邑人の言うには、彼はこのノビている男の隣人で、男は事故で妻子を亡くしたばかりなのだと。
そしてその事故を引き起こした人物の正体も分からず、自暴自棄になり、今死のうとしていたという話だ。
そこで、まだ男はとても目を離せる状態ではないので、彼の、妻子と3人で暮らしていた家で共に雑魚寝をしないかとふたり誘われる。

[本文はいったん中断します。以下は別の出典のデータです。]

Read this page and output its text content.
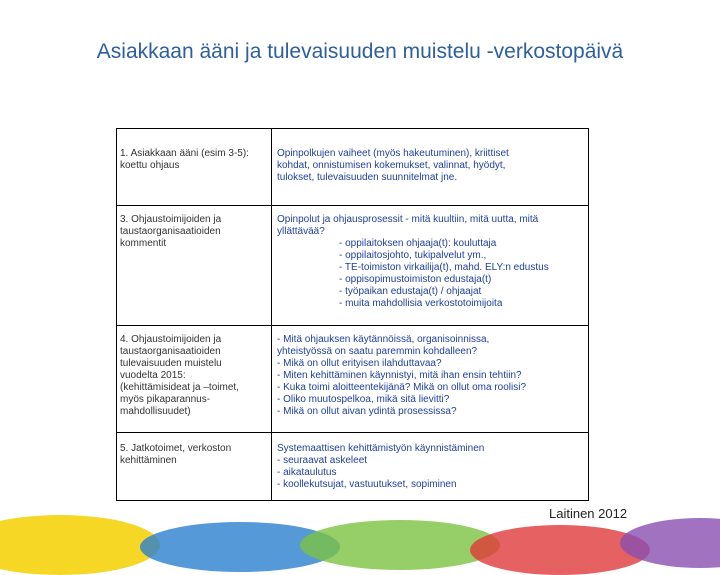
Asiakkaan ääni ja tulevaisuuden muistelu -verkostopäivä
1. Asiakkaan ääni (esim 3-5):
koettu ohjaus
3. Ohjaustoimijoiden ja
taustaorganisaatioiden
kommentit
4. Ohjaustoimijoiden ja
taustaorganisaatioiden
tulevaisuuden muistelu
vuodelta 2015:
(kehittämisideat ja –toimet,
myös pikaparannus-
mahdollisuudet)
5. Jatkotoimet, verkoston
kehittäminen
Opinpolkujen vaiheet (myös hakeutuminen), kriittiset
kohdat, onnistumisen kokemukset, valinnat, hyödyt,
tulokset, tulevaisuuden suunnitelmat jne.
Opinpolut ja ohjausprosessit - mitä kuultiin, mitä uutta, mitä
yllättävää?
- oppilaitoksen ohjaaja(t): kouluttaja
- oppilaitosjohto, tukipalvelut ym.,
- TE-toimiston virkailija(t), mahd. ELY:n edustus
- oppisopimustoimiston edustaja(t)
- työpaikan edustaja(t) / ohjaajat
- muita mahdollisia verkostotoimijoita
- Mitä ohjauksen käytännöissä, organisoinnissa,
yhteistyössä on saatu paremmin kohdalleen?
- Mikä on ollut erityisen ilahduttavaa?
- Miten kehittäminen käynnistyi, mitä ihan ensin tehtiin?
- Kuka toimi aloitteentekijänä? Mikä on ollut oma roolisi?
- Oliko muutospelkoa, mikä sitä lievitti?
- Mikä on ollut aivan ydintä prosessissa?
Systemaattisen kehittämistyön käynnistäminen
- seuraavat askeleet
- aikataulutus
- koollekutsujat, vastuutukset, sopiminen
Laitinen 2012
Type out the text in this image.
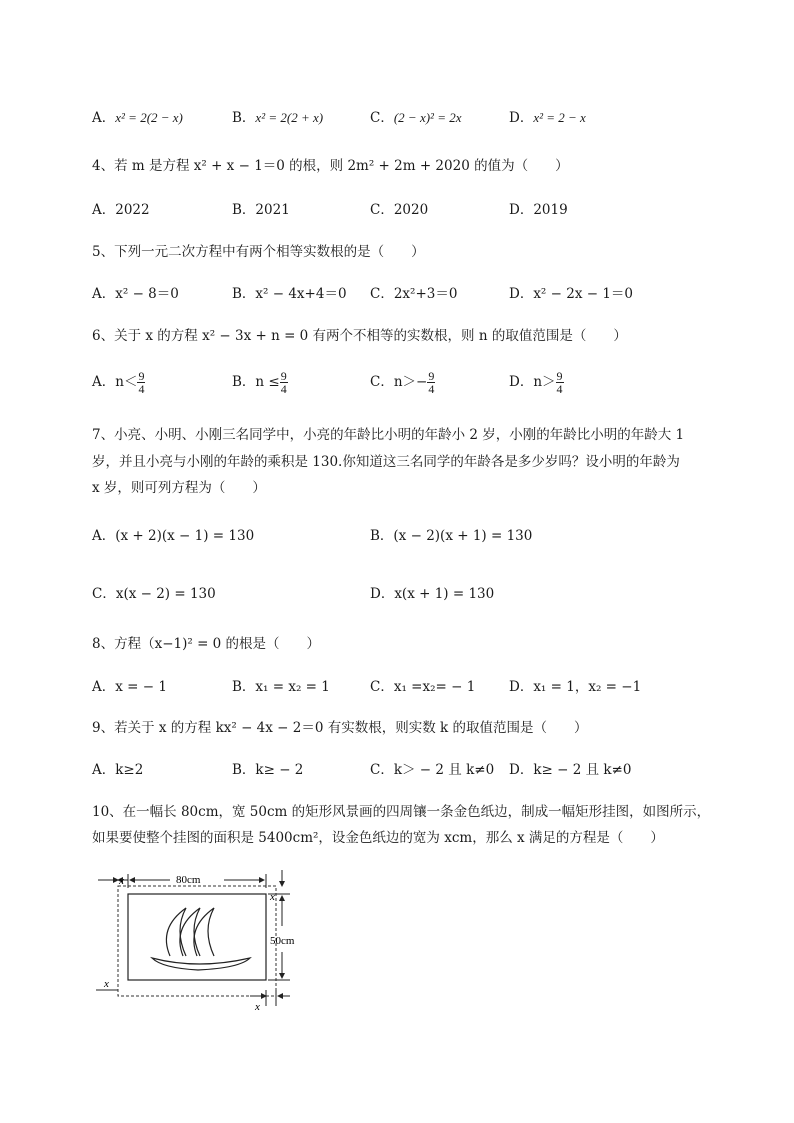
A．x² = 2(2 − x)	B．x² = 2(2 + x)	C．(2 − x)² = 2x	D．x² = 2 − x
4、若 m 是方程 x² + x − 1＝0 的根，则 2m² + 2m + 2020 的值为（　　）
A．2022	B．2021	C．2020	D．2019
5、下列一元二次方程中有两个相等实数根的是（　　）
A．x² − 8＝0	B．x² − 4x+4＝0 C．2x²+3＝0	D．x² − 2x − 1＝0
6、关于 x 的方程 x² − 3x + n = 0 有两个不相等的实数根，则 n 的取值范围是（　　）
A．$n< \frac{9}{4}$	B．$n \le \frac{9}{4}$	C．$n>- \frac{9}{4}$	D．$n> \frac{9}{4}$
7、小亮、小明、小刚三名同学中，小亮的年龄比小明的年龄小 2 岁，小刚的年龄比小明的年龄大 1
岁，并且小亮与小刚的年龄的乘积是 130.你知道这三名同学的年龄各是多少岁吗？设小明的年龄为
x 岁，则可列方程为（　　）
A．(x + 2)(x − 1) = 130	B．(x − 2)(x + 1) = 130
C．x(x − 2) = 130	D．x(x + 1) = 130
8、方程（x−1)² = 0 的根是（　　）
A．x = − 1	B．x₁ = x₂ = 1	C．x₁ =x₂= − 1 D．x₁ = 1，x₂ = −1
9、若关于 x 的方程 kx² − 4x − 2＝0 有实数根，则实数 k 的取值范围是（　　）
A．k≥2	B．k≥ − 2	C．k＞ − 2 且 k≠0 D．k≥ − 2 且 k≠0
10、在一幅长 80cm，宽 50cm 的矩形风景画的四周镶一条金色纸边，制成一幅矩形挂图，如图所示，
如果要使整个挂图的面积是 5400cm²，设金色纸边的宽为 xcm，那么 x 满足的方程是（　　）
x	80cm
x
50cm
x
x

ユウナギは、そうしよう! とナツヒに目で合図を送った。
ちょうど住居に到着したが、それは本当に小さな家屋だった。夫婦がふたり身を寄せ暮らし、そこに生まれたばかりの子どもが飛び入り参加したような空想を抱く空間であった。
すでに辺りは暗い。邑人は家に入ったらばさっと男を転がして、自分はイグサの織物をかぶりすぐに寝てしまった。
ふたりも背負っている台を置き、空いているところに腰を落ちつかせ休むことに。
「これからどうすればいいの……」
「とりあえずさ、住民の前では一時滞在の旅人を装うことにしよう」
それは嘘ではないのだし。
「彼らの暮らしに一時溶け込ませてもらうってこと?」
「ああ、そういう“てい”でこの状況を調べるしか、今は方法がない」
「中央に無事帰れるかしら……」
「考えて不安になったところで仕方ないだろ。さ、寝よう」
ユウナギがうなずいた時には、ナツヒはもう横になっていた。